The state tree fruit industry’s take on President Donald J. Trump’s plan to help growers negatively affected by retaliatory tariffs can be summed up in a single sentence:
“They want trade, rather than aid,” Gov. Jay Inslee said after meeting with several members of the Yakima Valley tree fruit industry during an hour-long roundtable Wednesday at Zirkle Fruit in Selah.
The roundtable was one of several stops the Democratic governor made during a visit to the Yakima Valley on Wednesday.
Meanwhile in Washington, D.C., Trump met with several members of Congress, including U.S. Rep. Dan Newhouse, R-Sunnyside, about the impact of trade issues on the agriculture industry. Just before the meeting, Trump announced an agreement with the European Union to work toward zero tariffs and zero non-tariff trade barriers.
The agreement was vague, but Trump said the EU had agreed to buy “a lot of soybeans” and increase its imports of liquefied natural gas from the U.S.
In a statement sent to media Wednesday, Newhouse said he brought up the impact of tariffs on Central Washington cherry growers as an example of an industry that was affected by rising tensions over trade.
In his statement, Newhouse said he was encouraged by the agreement with the European Union. Trump is working to level the playing field to address unfair trade practices, Newhouse said.
“Today’s announcement of re-examining plans for additional tariffs and putting existing tariffs on hold while trade talks continue with the (European Union) will go a long way to rebuilding confidence with our trading partners,” Newhouse said.
Inslee’s meeting with the tree fruit industry came a day after Trump announced a $12 billion plan that includes direct payments to growers, a federal government purchase and distribution program and assistance to help farmers develop new international export markets.
Tariffs from countries such as China, Mexico and India have already done considerable damage to the state’s key agricultural industries. Shipments to China, which now charges a 50 percent tariff on U.S. cherries, have come to a halt even though there are several more weeks left in the state’s cherry harvest. Damages to the state apple industry from prohibitive tariffs of apples to Mexico, China and India are estimated at $129 million if a resolution isn’t reached before harvest starts in a few weeks.
“This is not a hypothetical concern, this is real-life damage being done to Washington state,” Inslee said.
Inslee expressed skepticism on Trump’s relief plan. “We’re also concerned that those aid programs, from what we heard so far, are not well-targeted to help Washington,” he said.
Indeed, tree fruit is not included in the commodities that would qualify for a program that would provide cash payments to affected growers.
The industry qualifies for the other two components of the program.
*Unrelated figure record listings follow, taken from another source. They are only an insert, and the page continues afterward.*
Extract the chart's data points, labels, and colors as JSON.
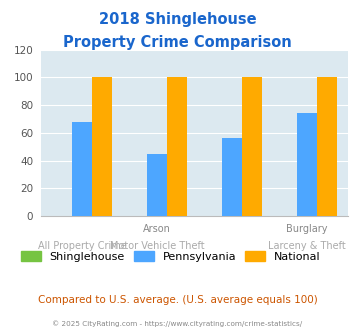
{
  "title_line1": "2018 Shinglehouse",
  "title_line2": "Property Crime Comparison",
  "shinglehouse": [
    0,
    0,
    0,
    0
  ],
  "pennsylvania": [
    68,
    45,
    56,
    74
  ],
  "national": [
    100,
    100,
    100,
    100
  ],
  "colors": {
    "shinglehouse": "#76c442",
    "pennsylvania": "#4da6ff",
    "national": "#ffaa00"
  },
  "ylim": [
    0,
    120
  ],
  "yticks": [
    0,
    20,
    40,
    60,
    80,
    100,
    120
  ],
  "title_color": "#1a66cc",
  "axis_bg": "#dce9f0",
  "top_labels": [
    "",
    "Arson",
    "",
    "Burglary"
  ],
  "bottom_labels": [
    "All Property Crime",
    "Motor Vehicle Theft",
    "",
    "Larceny & Theft"
  ],
  "top_label_color": "#888888",
  "bottom_label_color": "#aaaaaa",
  "legend_labels": [
    "Shinglehouse",
    "Pennsylvania",
    "National"
  ],
  "note": "Compared to U.S. average. (U.S. average equals 100)",
  "note_color": "#cc5500",
  "copyright": "© 2025 CityRating.com - https://www.cityrating.com/crime-statistics/",
  "copyright_color": "#888888"
}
Through the food purchase and distribution program, the USDA’s Agricultural Marketing Service would purchase an unplanned surplus of agricultural commodities and distribute it to food banks and other federal nutrition programs.
The program that would be of most benefit for growers here is the Trade Promotion Program, which would assist industries develop new export markets for farm products.
But funds for those two programs are expected to be minimal compared to direct grower payments, said Derek Sandison, director of the state Department of Agriculture, who also attended the roundtable at Zirkle Fruit Wednesday.
While the state tree fruit industry can use assistance, there may be other state and federal programs that will provide more long-term benefit, especially in maintaining exports amid tensions with key trading partners, said Mark Powers, president of the Northwest Horticultural Council, a Yakima-based organization that represents the region’s tree fruit industry in public policy issues, in a phone interview. Powers attended the roundtable discussion with Inslee.
“We are not interested in subsidies or direct payments,” Powers said. “We need to be able to ship our fruit overseas.”
Sandison said his agency is considering ways the agency can help affected growers. They include providing funds to expand marketing efforts in other parts of the U.S. or to help the industry work out phytosanitary restrictions that have limited apple exports to certain countries, such as South Korea and Japan.
“Whatever we do would be carefully orchestrated with the industry,” Sandison said. “We have a very sophisticated ag industry in Washington state and we want to make sure that we’re gaining from their experience in marketing before we launch anything.”
The most ideal scenario would be to resolve trade disputes that would end tariffs from key export markets for apples, including China and Mexico, Powers said.
“Getting rid of those retaliatory tariffs is the top priority,” Powers said.